Analysis showed machine learning, python and deep learning as the most popular data science topics. However, due to the broad nature of the earlier two options, we decided to focus on the relatively narrower alternative - deep learning.

Interestingly, deep learning has grown in popularity on DSSE, rising from over 5% of total DSSE questions in 2014 to over 30% in 2016. Deep learning still accounts for over 30% of questions posted on DSSE to date, signifying that the topic is not just a fad. Instead, it is a growing field of data science that people continue to engage and explore over the long term.



In [None]:
Recommendations and Limitations
Based on our discovery, we advise tailoring our resources to address deep learning content since it promises a potential for audience interaction and engagement in the data science space.
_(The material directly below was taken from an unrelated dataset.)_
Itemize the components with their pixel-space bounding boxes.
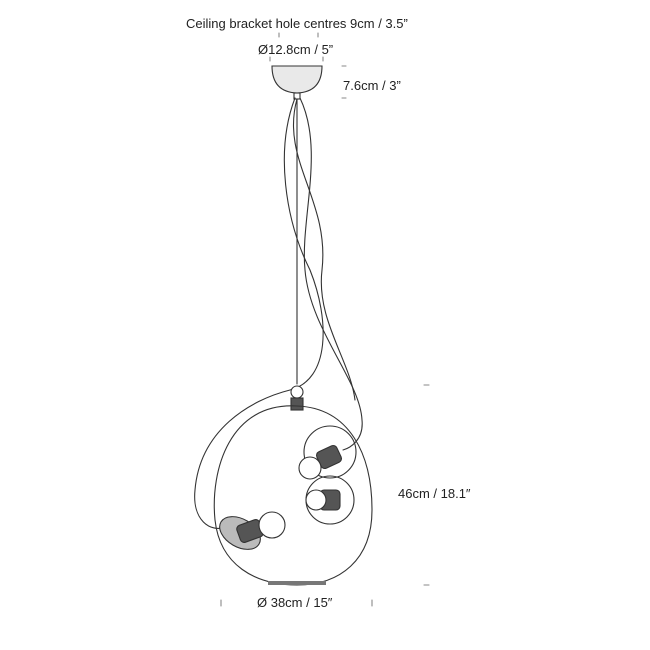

Although our research has allowed us to conclude that deep learning is the most popular topic, our insight is from a single source. We could explore data from other data science sites to gain more confidence in our findings.
Considering non-data-science content to write about can also give us a potential for diversification since it enables us to appeal to a larger audience in the long run.